The Supreme Court analyzed all relevant circumstances surrounding the party's omission and considered the following factors to determine whether an extension should be granted:
1. The danger of prejudice to the debtor;
2. The length of delay and the potential impact on judicial proceedings;
3. The reason for the delay, including whether it was within the reasonable control of the movant; and
4. Whether the movant acted in good faith.
Applying the four part test endorsed by the Supreme Court to the facts of the present case yields the following analysis:
Prejudice to the debtor. The debtors will be prejudiced since the IRS debt will pass through the bankruptcy without discharge.

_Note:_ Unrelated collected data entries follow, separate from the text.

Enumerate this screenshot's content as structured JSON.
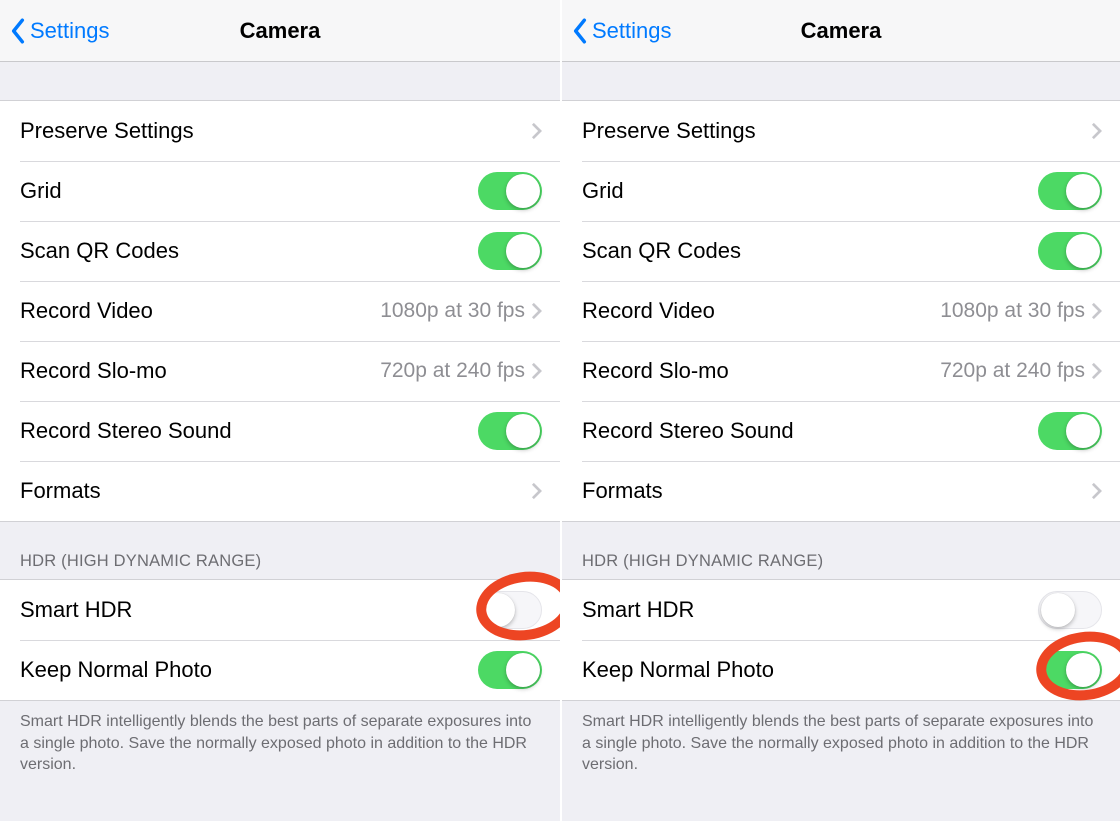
{
  "panels": [
    {
      "back_label": "Settings",
      "title": "Camera",
      "section1": {
        "rows": [
          {
            "kind": "nav",
            "label": "Preserve Settings"
          },
          {
            "kind": "toggle",
            "label": "Grid",
            "on": true
          },
          {
            "kind": "toggle",
            "label": "Scan QR Codes",
            "on": true
          },
          {
            "kind": "nav",
            "label": "Record Video",
            "detail": "1080p at 30 fps"
          },
          {
            "kind": "nav",
            "label": "Record Slo-mo",
            "detail": "720p at 240 fps"
          },
          {
            "kind": "toggle",
            "label": "Record Stereo Sound",
            "on": true
          },
          {
            "kind": "nav",
            "label": "Formats"
          }
        ]
      },
      "section2": {
        "header": "HDR (HIGH DYNAMIC RANGE)",
        "rows": [
          {
            "kind": "toggle",
            "label": "Smart HDR",
            "on": false,
            "circled": true
          },
          {
            "kind": "toggle",
            "label": "Keep Normal Photo",
            "on": true
          }
        ],
        "footer": "Smart HDR intelligently blends the best parts of separate exposures into a single photo. Save the normally exposed photo in addition to the HDR version."
      }
    },
    {
      "back_label": "Settings",
      "title": "Camera",
      "section1": {
        "rows": [
          {
            "kind": "nav",
            "label": "Preserve Settings"
          },
          {
            "kind": "toggle",
            "label": "Grid",
            "on": true
          },
          {
            "kind": "toggle",
            "label": "Scan QR Codes",
            "on": true
          },
          {
            "kind": "nav",
            "label": "Record Video",
            "detail": "1080p at 30 fps"
          },
          {
            "kind": "nav",
            "label": "Record Slo-mo",
            "detail": "720p at 240 fps"
          },
          {
            "kind": "toggle",
            "label": "Record Stereo Sound",
            "on": true
          },
          {
            "kind": "nav",
            "label": "Formats"
          }
        ]
      },
      "section2": {
        "header": "HDR (HIGH DYNAMIC RANGE)",
        "rows": [
          {
            "kind": "toggle",
            "label": "Smart HDR",
            "on": false
          },
          {
            "kind": "toggle",
            "label": "Keep Normal Photo",
            "on": true,
            "circled": true
          }
        ],
        "footer": "Smart HDR intelligently blends the best parts of separate exposures into a single photo. Save the normally exposed photo in addition to the HDR version."
      }
    }
  ]
}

If the claim is not allowed, the IRS will not receive payments from the estate and the balance due after the bankruptcy will be higher than if the claim is partially satisfied by the distribution of the bankruptcy estate. The discussion of this standard in Pioneer suggests that the Supreme Court may have contemplated the prejudice to all interested parties other than the claimant, including other creditors. But, since the Supreme Court ruled specifically that the factor to consider is prejudice to the debtor, it is only the debtor's prejudice which will be considered here. Surely this debtor will be prejudiced if the claim is not treated as timely filed.
Length of the delay. The motion by the debtors to compel the trustee to pay taxes was filed June 14, 1993. Claims filed by creditors were due on February 23, 1992. The debtors had until March 25, 1992 to file a claim on behalf of the IRS pursuant to Bankruptcy Rule 3004. The debtors' informal proof of claim on behalf of the IRS was one year two months and twenty days late, substantial compared to the 20 day tardiness in Pioneer. However, since the trustee has not concluded the estate administration and no distribution has been delayed, the potential impact upon the judicial proceedings appears to be minimal.
Reason for the delay. The reason for the delay was the debtors' oversight in not filing a proof of claim on behalf of the IRS. The debtors do not give any reason for the late filing, but no tactical advantage from the delay can be imagined. Although any reason for the delay was within the reasonable control of the debtors, there does not appear to be a sinister motive.
Good faith. There is nothing to suggest that the debtors have failed to act in good faith. It may not have been wise to rely on the IRS to file its own claim, but it certainly isn't bad faith to be so trusting.
In weighing the factors presented by the Supreme Court in Pioneer, "excusable neglect" appears to be present. Had some prior meaning of that phrase been employed, the debtors may not have been so lucky. But Pioneer is the law of the land and the debtors' delay is excused. The IRS claim retains its priority pursuant to 11 USC §507, and the trustee is directed to pay the IRS claim pursuant to 11 USC §726(a)(1). See U.S. v Cardinal Mine Supply, Inc., 916 F2d 1087 (6th Cir 1990); In re Century Boat Co., 986 F2d 154 (6th Cir 1993).
1. Pioneer Investment Services v. Brunswick Assoc., 113 S Ct 1489 (1993).